We’ve got an SEO consultant telling us that having a lot of bot traffic on our collector endpoint is a Bad Thing. (Googlebot hits it pretty regularly.)
Is it possible to configure the Scala collector to respond to a request for robots.txt?
Does it make any sense to do this?
How regularly out of interest? Getting crawled by Googlebot is pretty standard and if it’s super frequent you can adjust how often this happens in Google Search Console.
No, not at the moment but it wouldn’t be particularly complicated to add in as the collector would just need to serve a static file. You can however set the X-Robots-Tag header on the root path - though you may need to set that for every URL if you don’t want it indexed.
I’m not an SEO expert by any means, and I don’t think it’d hurt to do this but I also don’t think Google would be penalising you in anyway in the same way it doesn’t penalise any other API services for not having a robots.txt. You aren’t really serving any HTML content so I can’t imagine that Google is actually going to be indexing any of this content - though it may crawl it.
Thanks Mike. I will look into the X-Robots-Tag header.
I am not convinced that Googlebot hitting our collector is a real problem, but I have to respond to the SEO Guy. You probably know how that goes …
We have a fair number of sites, and the level of bot traffic that runs our tracker and hits our collector has never been considered excessive. (Also, bots tend to cache their collector requests, which makes it pretty easy to find them in the events table.)
What I’m dealing with now is that we are launching a new site that logs 5 to 10 events on each page. SEO Guy is analyzing a dev instance, running some client application that acts like googlebot. He has raised a flag about all the traffic on the collector, and Management Is Concerned.
I’ve created a Github issue for this because I’ve had more of a think about it and think there is a legitimate case to be made for serving a robots.txt.
Having robots crawl (Googlebot or otherwise) any of the collector endpoints means that the collector needs to respond and there’s a non-zero cost to doing so
Robots (both good and bad) may inadvertently create bad rows, mostly via sending empty payloads and creating adapter failures which then trickle downstream to any bad rows sinks. This creates additional noise + network transfer + data storage for these events which nobody is really ever going to use.

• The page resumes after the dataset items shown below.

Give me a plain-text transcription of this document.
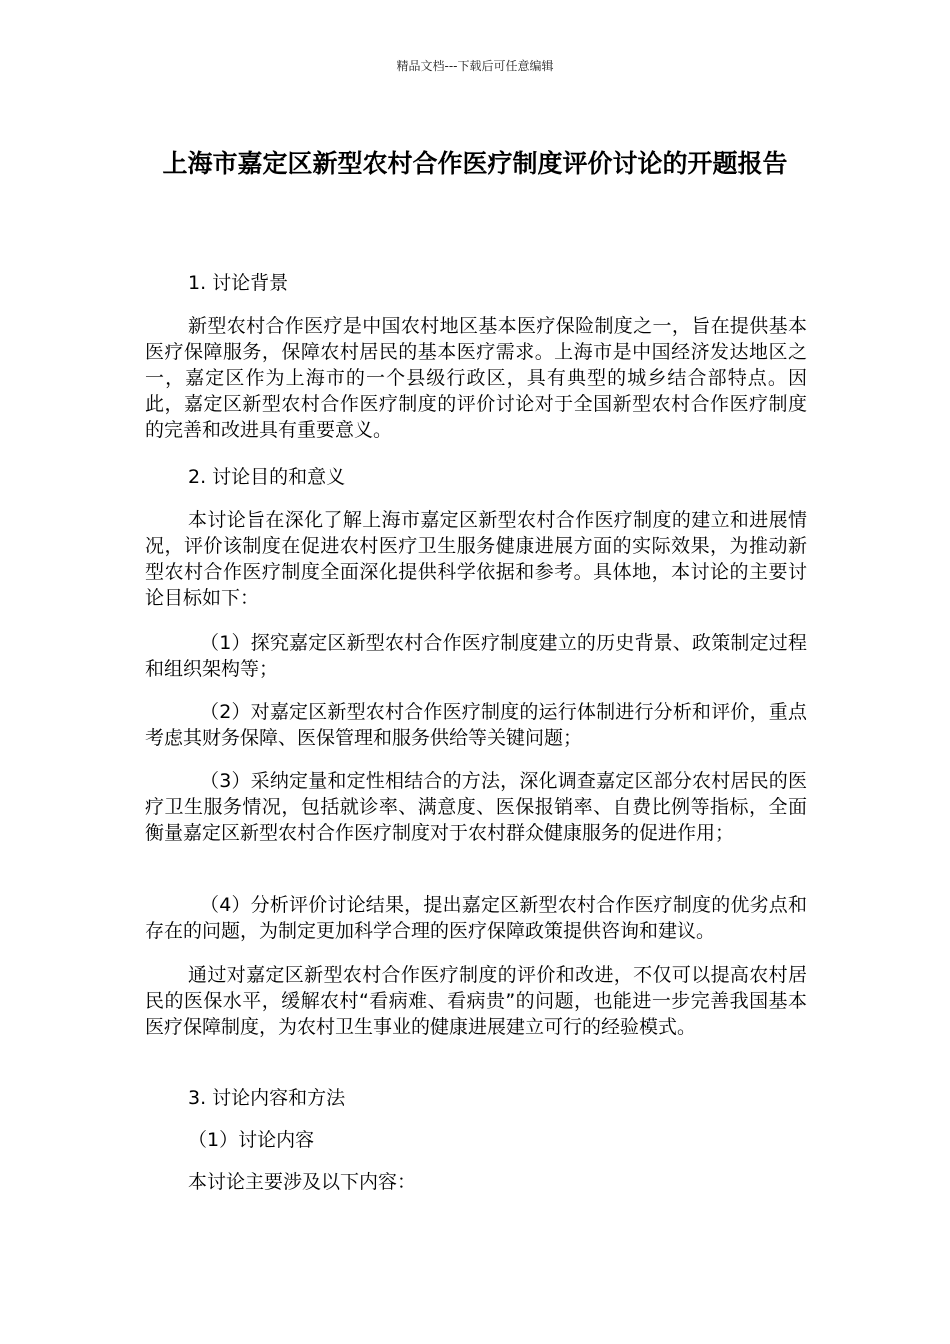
精品文档---下载后可任意编辑
上海市嘉定区新型农村合作医疗制度评价讨论的开题报告

1. 讨论背景

新型农村合作医疗是中国农村地区基本医疗保险制度之一，旨在提供基本医疗保障服务，保障农村居民的基本医疗需求。上海市是中国经济发达地区之一，嘉定区作为上海市的一个县级行政区，具有典型的城乡结合部特点。因此，嘉定区新型农村合作医疗制度的评价讨论对于全国新型农村合作医疗制度的完善和改进具有重要意义。

2. 讨论目的和意义

本讨论旨在深化了解上海市嘉定区新型农村合作医疗制度的建立和进展情况，评价该制度在促进农村医疗卫生服务健康进展方面的实际效果，为推动新型农村合作医疗制度全面深化提供科学依据和参考。具体地，本讨论的主要讨论目标如下：

（1）探究嘉定区新型农村合作医疗制度建立的历史背景、政策制定过程和组织架构等；

（2）对嘉定区新型农村合作医疗制度的运行体制进行分析和评价，重点考虑其财务保障、医保管理和服务供给等关键问题；

（3）采纳定量和定性相结合的方法，深化调查嘉定区部分农村居民的医疗卫生服务情况，包括就诊率、满意度、医保报销率、自费比例等指标，全面衡量嘉定区新型农村合作医疗制度对于农村群众健康服务的促进作用；

（4）分析评价讨论结果，提出嘉定区新型农村合作医疗制度的优劣点和存在的问题，为制定更加科学合理的医疗保障政策提供咨询和建议。

通过对嘉定区新型农村合作医疗制度的评价和改进，不仅可以提高农村居民的医保水平，缓解农村“看病难、看病贵”的问题，也能进一步完善我国基本医疗保障制度，为农村卫生事业的健康进展建立可行的经验模式。

3. 讨论内容和方法

（1）讨论内容

本讨论主要涉及以下内容：
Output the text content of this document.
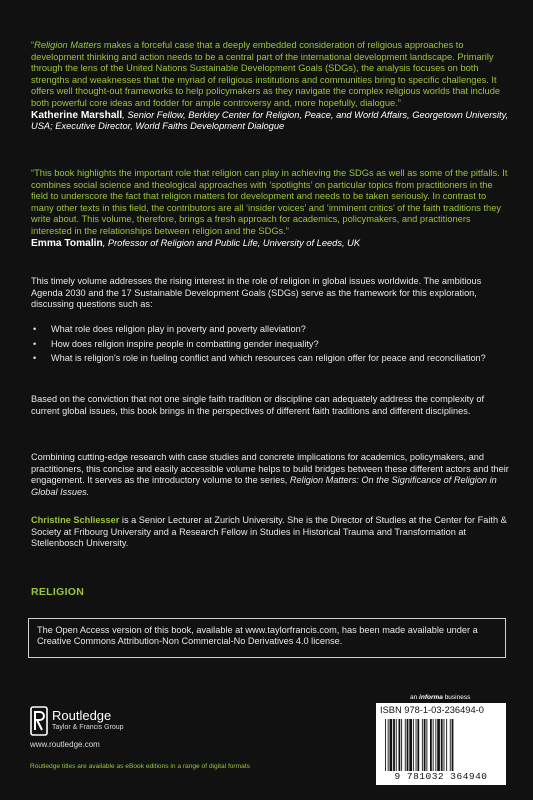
“Religion Matters makes a forceful case that a deeply embedded consideration of religious approaches to development thinking and action needs to be a central part of the international development landscape. Primarily through the lens of the United Nations Sustainable Development Goals (SDGs), the analysis focuses on both strengths and weaknesses that the myriad of religious institutions and communities bring to specific challenges. It offers well thought-out frameworks to help policymakers as they navigate the complex religious worlds that include both powerful core ideas and fodder for ample controversy and, more hopefully, dialogue.”
Katherine Marshall, Senior Fellow, Berkley Center for Religion, Peace, and World Affairs, Georgetown University, USA; Executive Director, World Faiths Development Dialogue
“This book highlights the important role that religion can play in achieving the SDGs as well as some of the pitfalls. It combines social science and theological approaches with ‘spotlights’ on particular topics from practitioners in the field to underscore the fact that religion matters for development and needs to be taken seriously. In contrast to many other texts in this field, the contributors are all ‘insider voices’ and ‘imminent critics’ of the faith traditions they write about. This volume, therefore, brings a fresh approach for academics, policymakers, and practitioners interested in the relationships between religion and the SDGs.”
Emma Tomalin, Professor of Religion and Public Life, University of Leeds, UK
This timely volume addresses the rising interest in the role of religion in global issues worldwide. The ambitious Agenda 2030 and the 17 Sustainable Development Goals (SDGs) serve as the framework for this exploration, discussing questions such as:
• What role does religion play in poverty and poverty alleviation?
• How does religion inspire people in combatting gender inequality?
• What is religion’s role in fueling conflict and which resources can religion offer for peace and reconciliation?
Based on the conviction that not one single faith tradition or discipline can adequately address the complexity of current global issues, this book brings in the perspectives of different faith traditions and different disciplines.
Combining cutting-edge research with case studies and concrete implications for academics, policymakers, and practitioners, this concise and easily accessible volume helps to build bridges between these different actors and their engagement. It serves as the introductory volume to the series, Religion Matters: On the Significance of Religion in Global Issues.
Christine Schliesser is a Senior Lecturer at Zurich University. She is the Director of Studies at the Center for Faith & Society at Fribourg University and a Research Fellow in Studies in Historical Trauma and Transformation at Stellenbosch University.
RELIGION
The Open Access version of this book, available at www.taylorfrancis.com, has been made available under a Creative Commons Attribution-Non Commercial-No Derivatives 4.0 license.
an informa business
Routledge
Taylor & Francis Group
www.routledge.com
Routledge titles are available as eBook editions in a range of digital formats
ISBN 978-1-03-236494-0
9 781032 364940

Bad robots are likely to ignore robots.txt, but if it reduces the volume of well-behaved robots I think that is still beneficial overall.
In this case I don’t think the robots.txt solution will fix this problem as it’ll prevent crawling of the collector but not necessarily crawling of the website and execution of the tracker JS which will fire bot events. In those instances I’d highly recommend filtering traffic with the IAB enrichment which will flag bots and either filtering or excluding this traffic. In some instances it is quite useful to retain this data - particularly if you’d like to analyse how and at what frequency bots are crawling the site.